1) When a plane fails catastrophically, the impact is limited to a smaller geographical area.

2) Pollution from the failure of a plane doesn't involve what is estimated to be a century-long endeavor to cleanup.

3) The toxicity from plane failures do not invade nearly every facet of life, making entire areas unlivable.

I am not a proponent of nuclear energy because we do not have a way to handle the full lifecycle, including failures. We will have this someday, but the idea of "well throw this waste into a rock formation somewhere and hope it doesn't cause a problem because it takes hundreds of years to handle" is just not reasonable. Even today, the Hanford site in Washington is leaking radioactive shit into the Columbia River and there is no estimated date to complete this cleanup.



I completely understand where you're coming from but you can't just take nuclear energy in a vacuum. Of course if the alternative was between nuclear power plants and the miracle energy drive which runs on dreams and produces terrawatts without any risks and any pollution then there's no question.

But that's not the world we live in.

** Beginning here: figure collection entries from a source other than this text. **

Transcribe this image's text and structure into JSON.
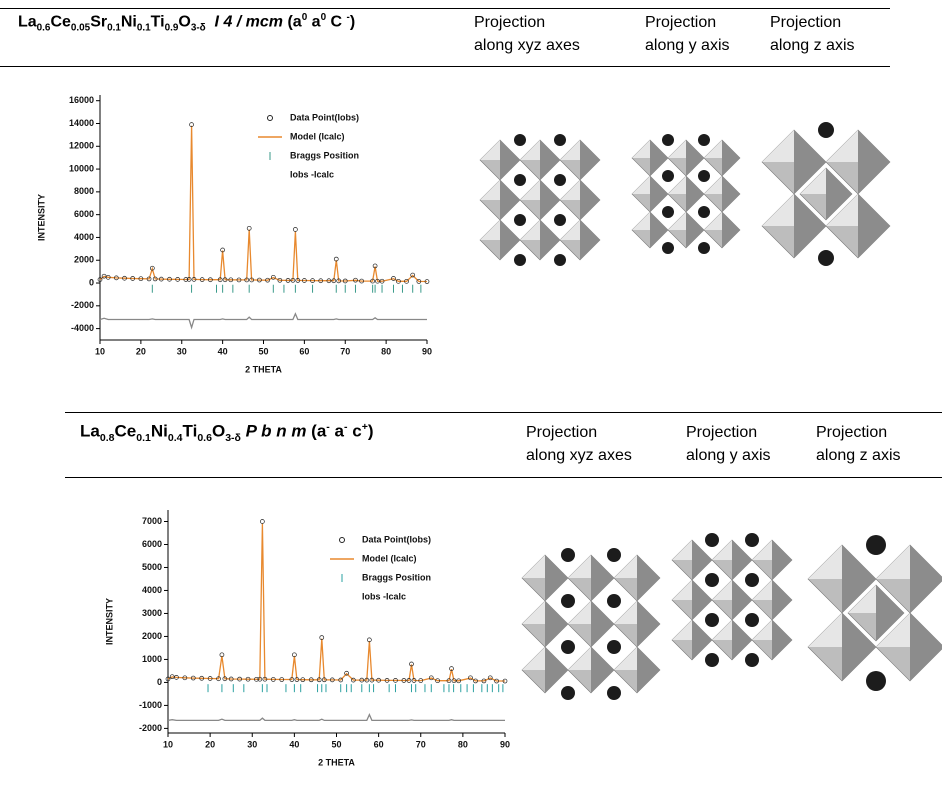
{
  "panels": [
    {
      "formula": [
        {
          "text": "La"
        },
        {
          "text": "0.6",
          "style": "sub"
        },
        {
          "text": "Ce"
        },
        {
          "text": "0.05",
          "style": "sub"
        },
        {
          "text": "Sr"
        },
        {
          "text": "0.1",
          "style": "sub"
        },
        {
          "text": "Ni"
        },
        {
          "text": "0.1",
          "style": "sub"
        },
        {
          "text": "Ti"
        },
        {
          "text": "0.9",
          "style": "sub"
        },
        {
          "text": "O"
        },
        {
          "text": "3-δ",
          "style": "sub"
        },
        {
          "text": "  I 4 / mcm",
          "style": "italic"
        },
        {
          "text": " (a"
        },
        {
          "text": "0",
          "style": "sup"
        },
        {
          "text": " a"
        },
        {
          "text": "0",
          "style": "sup"
        },
        {
          "text": " C "
        },
        {
          "text": "-",
          "style": "sup"
        },
        {
          "text": ")"
        }
      ],
      "projections": [
        "Projection along xyz axes",
        "Projection along y axis",
        "Projection along z axis"
      ]
    },
    {
      "formula": [
        {
          "text": "La"
        },
        {
          "text": "0.8",
          "style": "sub"
        },
        {
          "text": "Ce"
        },
        {
          "text": "0.1",
          "style": "sub"
        },
        {
          "text": "Ni"
        },
        {
          "text": "0.4",
          "style": "sub"
        },
        {
          "text": "Ti"
        },
        {
          "text": "0.6",
          "style": "sub"
        },
        {
          "text": "O"
        },
        {
          "text": "3-δ",
          "style": "sub"
        },
        {
          "text": " P b n m",
          "style": "italic"
        },
        {
          "text": " (a"
        },
        {
          "text": "-",
          "style": "sup"
        },
        {
          "text": " a"
        },
        {
          "text": "-",
          "style": "sup"
        },
        {
          "text": " c"
        },
        {
          "text": "+",
          "style": "sup"
        },
        {
          "text": ")"
        }
      ],
      "projections": [
        "Projection along xyz axes",
        "Projection along y axis",
        "Projection along z axis"
      ]
    }
  ],
  "chart_data": [
    {
      "type": "line",
      "xlabel": "2 THETA",
      "ylabel": "INTENSITY",
      "xlim": [
        10,
        90
      ],
      "xticks": [
        10,
        20,
        30,
        40,
        50,
        60,
        70,
        80,
        90
      ],
      "ylim": [
        -5000,
        16500
      ],
      "yticks": [
        -4000,
        -2000,
        0,
        2000,
        4000,
        6000,
        8000,
        10000,
        12000,
        14000,
        16000
      ],
      "legend": "upper right",
      "series": [
        {
          "name": "Data Point(Iobs)",
          "style": "markers",
          "color": "#222222",
          "x": [
            10,
            11,
            12,
            14,
            16,
            18,
            20,
            22,
            22.8,
            23.5,
            25,
            27,
            29,
            31,
            31.8,
            32.4,
            33,
            35,
            37,
            39.4,
            40,
            40.6,
            42,
            44,
            45.9,
            46.5,
            47.1,
            49,
            51,
            52.4,
            54,
            56,
            57.2,
            57.8,
            58.4,
            60,
            62,
            64,
            66,
            67.2,
            67.8,
            68.4,
            70,
            72.5,
            74,
            76.7,
            77.3,
            77.9,
            79,
            81.8,
            83,
            85,
            86.5,
            88,
            90
          ],
          "values": [
            300,
            600,
            500,
            450,
            420,
            400,
            380,
            360,
            1300,
            360,
            340,
            330,
            320,
            310,
            320,
            13900,
            320,
            300,
            290,
            290,
            2900,
            290,
            280,
            270,
            270,
            4800,
            270,
            260,
            250,
            500,
            240,
            230,
            240,
            4700,
            230,
            220,
            210,
            200,
            200,
            200,
            2100,
            190,
            180,
            250,
            170,
            170,
            1500,
            160,
            160,
            400,
            150,
            150,
            700,
            140,
            130
          ]
        },
        {
          "name": "Model (Icalc)",
          "style": "line",
          "color": "#e8892e",
          "x": [
            10,
            11,
            12,
            14,
            16,
            18,
            20,
            22,
            22.8,
            23.5,
            25,
            27,
            29,
            31,
            31.8,
            32.4,
            33,
            35,
            37,
            39.4,
            40,
            40.6,
            42,
            44,
            45.9,
            46.5,
            47.1,
            49,
            51,
            52.4,
            54,
            56,
            57.2,
            57.8,
            58.4,
            60,
            62,
            64,
            66,
            67.2,
            67.8,
            68.4,
            70,
            72.5,
            74,
            76.7,
            77.3,
            77.9,
            79,
            81.8,
            83,
            85,
            86.5,
            88,
            90
          ],
          "values": [
            300,
            580,
            500,
            450,
            420,
            400,
            380,
            360,
            1250,
            360,
            340,
            330,
            320,
            310,
            320,
            13800,
            320,
            300,
            290,
            290,
            2850,
            290,
            280,
            270,
            270,
            4700,
            270,
            260,
            250,
            480,
            240,
            230,
            240,
            4500,
            230,
            220,
            210,
            200,
            200,
            200,
            2000,
            190,
            180,
            240,
            170,
            170,
            1450,
            160,
            160,
            380,
            150,
            150,
            660,
            140,
            130
          ]
        },
        {
          "name": "Braggs Position",
          "style": "ticks",
          "color": "#3a9a8a",
          "x": [
            22.8,
            32.4,
            38.5,
            40.0,
            42.5,
            46.5,
            52.4,
            55.0,
            57.8,
            62.0,
            67.8,
            70.0,
            72.5,
            76.7,
            77.3,
            79.0,
            81.8,
            84.0,
            86.5,
            88.5
          ],
          "values": [
            -500,
            -500,
            -500,
            -500,
            -500,
            -500,
            -500,
            -500,
            -500,
            -500,
            -500,
            -500,
            -500,
            -500,
            -500,
            -500,
            -500,
            -500,
            -500,
            -500
          ]
        },
        {
          "name": "Iobs -Icalc",
          "style": "line",
          "color": "#888888",
          "x": [
            10,
            11,
            12,
            14,
            16,
            18,
            20,
            22,
            22.8,
            23.5,
            25,
            27,
            29,
            31,
            31.8,
            32.4,
            33,
            35,
            37,
            39.4,
            40,
            40.6,
            42,
            44,
            45.9,
            46.5,
            47.1,
            49,
            51,
            52.4,
            54,
            56,
            57.2,
            57.8,
            58.4,
            60,
            62,
            64,
            66,
            67.2,
            67.8,
            68.4,
            70,
            72.5,
            74,
            76.7,
            77.3,
            77.9,
            79,
            81.8,
            83,
            85,
            86.5,
            88,
            90
          ],
          "values": [
            -3200,
            -3100,
            -3200,
            -3200,
            -3200,
            -3200,
            -3200,
            -3200,
            -3150,
            -3200,
            -3200,
            -3200,
            -3200,
            -3200,
            -3200,
            -3900,
            -3200,
            -3200,
            -3200,
            -3200,
            -3150,
            -3200,
            -3200,
            -3200,
            -3200,
            -3000,
            -3200,
            -3200,
            -3200,
            -3200,
            -3200,
            -3200,
            -3200,
            -2700,
            -3200,
            -3200,
            -3200,
            -3200,
            -3200,
            -3200,
            -3150,
            -3200,
            -3200,
            -3200,
            -3200,
            -3200,
            -3050,
            -3200,
            -3200,
            -3200,
            -3200,
            -3200,
            -3200,
            -3200,
            -3200
          ]
        }
      ]
    },
    {
      "type": "line",
      "xlabel": "2 THETA",
      "ylabel": "INTENSITY",
      "xlim": [
        10,
        90
      ],
      "xticks": [
        10,
        20,
        30,
        40,
        50,
        60,
        70,
        80,
        90
      ],
      "ylim": [
        -2200,
        7500
      ],
      "yticks": [
        -2000,
        -1000,
        0,
        1000,
        2000,
        3000,
        4000,
        5000,
        6000,
        7000
      ],
      "legend": "upper right",
      "series": [
        {
          "name": "Data Point(Iobs)",
          "style": "markers",
          "color": "#222222",
          "x": [
            10,
            11,
            12,
            14,
            16,
            18,
            20,
            22,
            22.8,
            23.5,
            25,
            27,
            29,
            31,
            31.8,
            32.4,
            33,
            35,
            37,
            39.4,
            40,
            40.6,
            42,
            44,
            45.9,
            46.5,
            47.1,
            49,
            51,
            52.4,
            54,
            56,
            57.2,
            57.8,
            58.4,
            60,
            62,
            64,
            66,
            67.2,
            67.8,
            68.4,
            70,
            72.5,
            74,
            76.7,
            77.3,
            77.9,
            79,
            81.8,
            83,
            85,
            86.5,
            88,
            90
          ],
          "values": [
            150,
            250,
            220,
            200,
            190,
            180,
            170,
            160,
            1200,
            160,
            150,
            145,
            140,
            135,
            140,
            7000,
            140,
            130,
            125,
            125,
            1200,
            125,
            120,
            115,
            115,
            1950,
            115,
            110,
            105,
            400,
            100,
            100,
            100,
            1850,
            100,
            95,
            90,
            90,
            85,
            85,
            800,
            85,
            80,
            200,
            75,
            75,
            600,
            75,
            70,
            200,
            65,
            65,
            200,
            60,
            60
          ]
        },
        {
          "name": "Model (Icalc)",
          "style": "line",
          "color": "#e8892e",
          "x": [
            10,
            11,
            12,
            14,
            16,
            18,
            20,
            22,
            22.8,
            23.5,
            25,
            27,
            29,
            31,
            31.8,
            32.4,
            33,
            35,
            37,
            39.4,
            40,
            40.6,
            42,
            44,
            45.9,
            46.5,
            47.1,
            49,
            51,
            52.4,
            54,
            56,
            57.2,
            57.8,
            58.4,
            60,
            62,
            64,
            66,
            67.2,
            67.8,
            68.4,
            70,
            72.5,
            74,
            76.7,
            77.3,
            77.9,
            79,
            81.8,
            83,
            85,
            86.5,
            88,
            90
          ],
          "values": [
            150,
            240,
            220,
            200,
            190,
            180,
            170,
            160,
            1150,
            160,
            150,
            145,
            140,
            135,
            140,
            6900,
            140,
            130,
            125,
            125,
            1150,
            125,
            120,
            115,
            115,
            1900,
            115,
            110,
            105,
            380,
            100,
            100,
            100,
            1800,
            100,
            95,
            90,
            90,
            85,
            85,
            780,
            85,
            80,
            190,
            75,
            75,
            580,
            75,
            70,
            190,
            65,
            65,
            190,
            60,
            60
          ]
        },
        {
          "name": "Braggs Position",
          "style": "ticks",
          "color": "#2aa0a0",
          "x": [
            19.5,
            22.8,
            25.5,
            28.0,
            32.4,
            33.5,
            38.0,
            40.0,
            41.5,
            45.5,
            46.5,
            47.5,
            51.0,
            52.4,
            53.5,
            56.0,
            57.8,
            58.8,
            62.5,
            64.0,
            67.8,
            68.8,
            71.0,
            72.5,
            75.5,
            76.7,
            77.8,
            79.5,
            81.0,
            82.5,
            84.5,
            85.8,
            87.0,
            88.5,
            89.5
          ],
          "values": [
            -250,
            -250,
            -250,
            -250,
            -250,
            -250,
            -250,
            -250,
            -250,
            -250,
            -250,
            -250,
            -250,
            -250,
            -250,
            -250,
            -250,
            -250,
            -250,
            -250,
            -250,
            -250,
            -250,
            -250,
            -250,
            -250,
            -250,
            -250,
            -250,
            -250,
            -250,
            -250,
            -250,
            -250,
            -250
          ]
        },
        {
          "name": "Iobs -Icalc",
          "style": "line",
          "color": "#888888",
          "x": [
            10,
            11,
            12,
            14,
            16,
            18,
            20,
            22,
            22.8,
            23.5,
            25,
            27,
            29,
            31,
            31.8,
            32.4,
            33,
            35,
            37,
            39.4,
            40,
            40.6,
            42,
            44,
            45.9,
            46.5,
            47.1,
            49,
            51,
            52.4,
            54,
            56,
            57.2,
            57.8,
            58.4,
            60,
            62,
            64,
            66,
            67.2,
            67.8,
            68.4,
            70,
            72.5,
            74,
            76.7,
            77.3,
            77.9,
            79,
            81.8,
            83,
            85,
            86.5,
            88,
            90
          ],
          "values": [
            -1650,
            -1620,
            -1650,
            -1650,
            -1650,
            -1650,
            -1650,
            -1650,
            -1600,
            -1650,
            -1650,
            -1650,
            -1650,
            -1650,
            -1650,
            -1550,
            -1650,
            -1650,
            -1650,
            -1650,
            -1620,
            -1650,
            -1650,
            -1650,
            -1650,
            -1600,
            -1650,
            -1650,
            -1650,
            -1650,
            -1650,
            -1650,
            -1650,
            -1400,
            -1650,
            -1650,
            -1650,
            -1650,
            -1650,
            -1650,
            -1630,
            -1650,
            -1650,
            -1650,
            -1650,
            -1650,
            -1620,
            -1650,
            -1650,
            -1650,
            -1650,
            -1650,
            -1650,
            -1650,
            -1650
          ]
        }
      ]
    }
  ]
}
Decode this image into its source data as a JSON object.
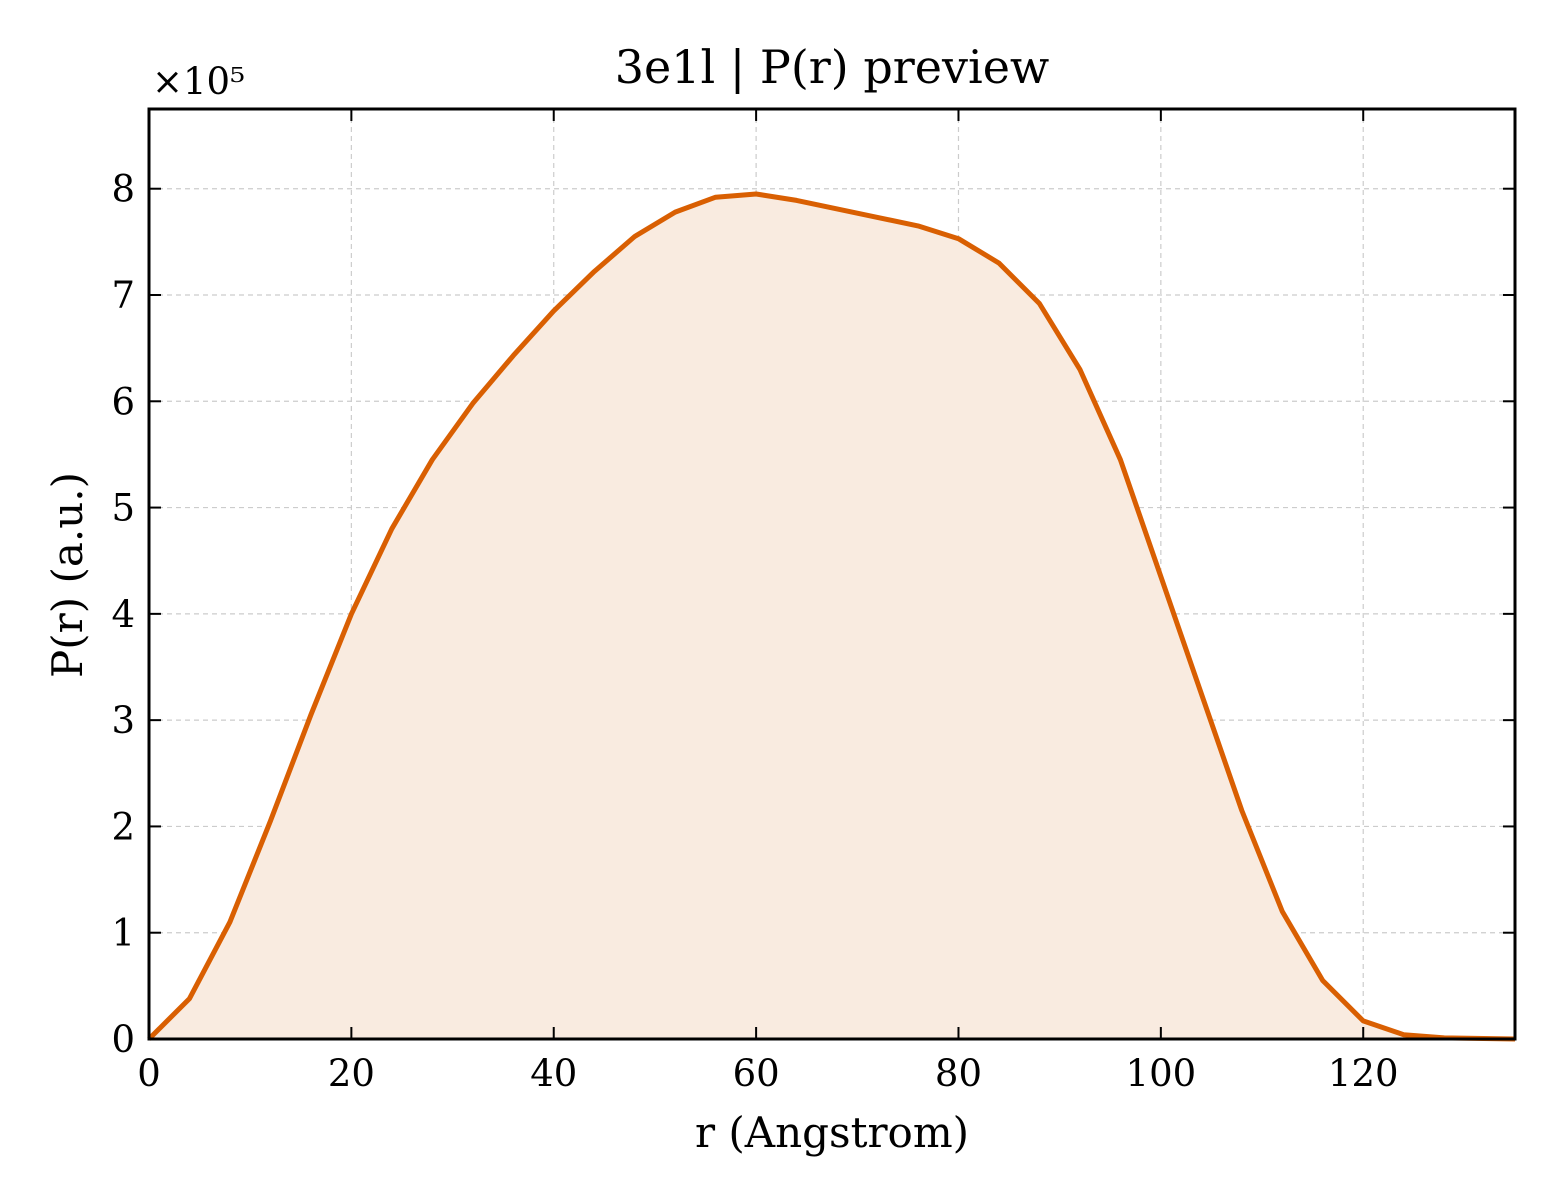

Today we have renewable energy, which is promising but not yet ready to be our sole source of energy. Then we have fossil energy which wrecks our climate at an alarming pace. Then we have nuclear which has its own set of problems but at least won't contribute to global warming.

Sure it's a tragedy that Pripyat and Fukushima are now unlivable and will remain so for a long, long time. But global warming will probably make entire continent-sized stretches of land effectively unlivable. That's what you should be pitting nuclear reactors against.